Khartoum court rules end to Sudan's internet blackout
A court in Khartoum has ordered Sudan’s main internet and telecoms providers to restore internet access and end the blockade that has shut down most data traffic in the country since the military coup led by Gen Abdelfattah El Burhan seized power on October 25.
Ruling on a lawsuit brought on behalf of the Sudanese Consumer Protection Society this morning, the judge ordered MTN, Zain, and Sudani, the country’s major providers, to restore their services. The ongoing internet shut down and disruptions to telecommunications have lasted 16 days. Critics and activists caution that the blackout is being used as a smokescreen to hide atrocities committed by the army and paramilitary forces in support of the military coup.
At a press conference at the offices of the Consumer Protection Society following the ruling today, lawyer Abdelazim Hasan, who raised the complaint on the society’s behalf said that he and a group of lawyers will work on issuing criminal cases and arrest warrants against the directors of the companies on Wednesday if the internet is not restored. He called on the Sudanese public to join a lawsuit demanding compensation for the internet outage.

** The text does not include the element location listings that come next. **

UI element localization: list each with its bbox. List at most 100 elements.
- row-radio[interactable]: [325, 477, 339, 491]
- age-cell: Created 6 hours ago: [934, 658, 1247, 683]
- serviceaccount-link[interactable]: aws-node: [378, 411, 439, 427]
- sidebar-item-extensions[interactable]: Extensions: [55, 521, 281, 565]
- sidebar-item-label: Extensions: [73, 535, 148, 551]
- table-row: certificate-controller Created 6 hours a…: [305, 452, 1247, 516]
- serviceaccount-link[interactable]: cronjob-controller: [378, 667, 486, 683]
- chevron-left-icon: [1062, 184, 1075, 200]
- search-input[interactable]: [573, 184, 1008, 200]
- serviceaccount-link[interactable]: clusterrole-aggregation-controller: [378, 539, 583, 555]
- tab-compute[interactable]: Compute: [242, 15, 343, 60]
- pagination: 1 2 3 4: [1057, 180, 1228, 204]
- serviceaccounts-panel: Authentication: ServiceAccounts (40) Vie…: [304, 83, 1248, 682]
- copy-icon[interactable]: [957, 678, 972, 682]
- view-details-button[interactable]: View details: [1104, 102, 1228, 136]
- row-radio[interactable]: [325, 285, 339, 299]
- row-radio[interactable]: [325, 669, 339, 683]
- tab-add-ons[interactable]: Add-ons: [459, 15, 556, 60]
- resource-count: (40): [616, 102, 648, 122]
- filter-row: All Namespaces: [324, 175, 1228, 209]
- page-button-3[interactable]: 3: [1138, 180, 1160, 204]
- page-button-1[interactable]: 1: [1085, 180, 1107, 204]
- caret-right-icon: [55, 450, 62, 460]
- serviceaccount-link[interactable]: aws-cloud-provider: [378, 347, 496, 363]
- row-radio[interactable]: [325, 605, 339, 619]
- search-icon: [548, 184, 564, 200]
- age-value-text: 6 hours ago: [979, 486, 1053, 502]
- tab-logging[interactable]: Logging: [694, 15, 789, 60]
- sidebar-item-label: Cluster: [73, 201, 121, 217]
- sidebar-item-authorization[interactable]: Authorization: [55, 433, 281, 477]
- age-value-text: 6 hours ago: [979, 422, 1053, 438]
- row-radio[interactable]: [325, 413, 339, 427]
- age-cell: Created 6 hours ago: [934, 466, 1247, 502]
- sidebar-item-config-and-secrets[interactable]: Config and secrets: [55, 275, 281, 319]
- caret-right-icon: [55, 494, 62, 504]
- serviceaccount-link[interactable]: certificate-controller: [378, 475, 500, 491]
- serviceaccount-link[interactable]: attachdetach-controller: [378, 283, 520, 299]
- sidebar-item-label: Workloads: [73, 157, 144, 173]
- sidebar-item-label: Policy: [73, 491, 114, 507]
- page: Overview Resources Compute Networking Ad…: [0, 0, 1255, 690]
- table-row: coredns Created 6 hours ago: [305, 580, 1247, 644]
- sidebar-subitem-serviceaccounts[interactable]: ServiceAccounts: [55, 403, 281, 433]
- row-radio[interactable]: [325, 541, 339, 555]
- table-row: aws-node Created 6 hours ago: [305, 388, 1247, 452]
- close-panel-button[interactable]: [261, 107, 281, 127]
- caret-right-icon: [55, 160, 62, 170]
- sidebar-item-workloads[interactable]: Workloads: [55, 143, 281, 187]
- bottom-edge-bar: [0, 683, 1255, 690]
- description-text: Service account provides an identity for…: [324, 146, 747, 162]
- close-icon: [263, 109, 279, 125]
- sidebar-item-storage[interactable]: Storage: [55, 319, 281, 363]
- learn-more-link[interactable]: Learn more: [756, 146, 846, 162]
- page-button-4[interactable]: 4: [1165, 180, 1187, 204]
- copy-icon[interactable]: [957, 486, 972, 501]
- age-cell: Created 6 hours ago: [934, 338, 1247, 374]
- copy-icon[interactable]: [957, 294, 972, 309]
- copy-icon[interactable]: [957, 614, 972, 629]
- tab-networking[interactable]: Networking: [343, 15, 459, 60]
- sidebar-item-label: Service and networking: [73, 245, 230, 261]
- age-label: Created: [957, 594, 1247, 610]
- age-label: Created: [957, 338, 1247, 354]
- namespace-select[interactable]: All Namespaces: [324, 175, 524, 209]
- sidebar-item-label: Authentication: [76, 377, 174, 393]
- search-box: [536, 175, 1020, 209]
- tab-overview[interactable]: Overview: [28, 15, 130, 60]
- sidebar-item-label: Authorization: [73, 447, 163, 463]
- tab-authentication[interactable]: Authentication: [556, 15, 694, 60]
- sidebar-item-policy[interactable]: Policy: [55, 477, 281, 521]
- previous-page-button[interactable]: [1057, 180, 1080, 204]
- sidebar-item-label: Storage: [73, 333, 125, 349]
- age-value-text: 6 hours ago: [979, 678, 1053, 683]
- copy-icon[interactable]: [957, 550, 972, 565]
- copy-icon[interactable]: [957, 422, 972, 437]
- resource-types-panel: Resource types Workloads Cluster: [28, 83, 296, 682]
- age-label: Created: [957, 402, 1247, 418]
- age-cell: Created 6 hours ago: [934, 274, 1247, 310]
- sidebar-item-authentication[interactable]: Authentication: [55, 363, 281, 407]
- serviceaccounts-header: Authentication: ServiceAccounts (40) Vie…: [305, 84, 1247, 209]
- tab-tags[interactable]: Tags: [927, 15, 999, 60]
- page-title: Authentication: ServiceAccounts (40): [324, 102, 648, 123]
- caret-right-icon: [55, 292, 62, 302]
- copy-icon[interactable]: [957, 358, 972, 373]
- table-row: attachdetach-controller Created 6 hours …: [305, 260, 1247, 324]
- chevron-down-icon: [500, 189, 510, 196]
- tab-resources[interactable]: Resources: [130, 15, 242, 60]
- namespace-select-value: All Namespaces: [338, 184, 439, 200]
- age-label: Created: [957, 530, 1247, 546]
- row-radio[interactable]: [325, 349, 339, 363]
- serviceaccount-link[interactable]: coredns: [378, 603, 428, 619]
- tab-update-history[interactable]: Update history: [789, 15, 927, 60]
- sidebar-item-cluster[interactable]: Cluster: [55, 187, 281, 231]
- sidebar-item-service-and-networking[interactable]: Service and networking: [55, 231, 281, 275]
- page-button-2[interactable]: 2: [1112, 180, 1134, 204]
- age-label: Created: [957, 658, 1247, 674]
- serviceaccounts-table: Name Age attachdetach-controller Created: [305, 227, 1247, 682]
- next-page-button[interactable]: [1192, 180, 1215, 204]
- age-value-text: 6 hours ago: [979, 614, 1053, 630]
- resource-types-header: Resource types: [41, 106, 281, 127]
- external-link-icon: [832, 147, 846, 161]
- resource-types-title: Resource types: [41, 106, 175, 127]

Journalists confirmed that internet service was restored to the director of the Sudanese Consumer Protection Association, Yasir Mirghani, and seven other numbers
Mirghani pointed out that in their pleadings, the companies said that the blackout began when armed military personnel entered the control rooms and ordered the internet to be cut off. He condemned this as “unacceptable behaviour” and stressed that the society will demand accountability.
As reported by Radio Dabanga last week, the Sudanese Journalists Association for Human Rights (JAHR) called on the authorities in Sudan to restore full and uncompromised internet services, as it is one of the means that underpins the public’s the right to know the truth and the right to information.
Human rights defender Ali Ajab told Radio Dabanga that “cutting off the internet aims to hide the crimes of the Sudan Armed Forces and Rapid Support Forces,” and that if the internet service is restored, “the world will witness the extent of the atrocities committed by these forces against peaceful and defenceless demonstrators”.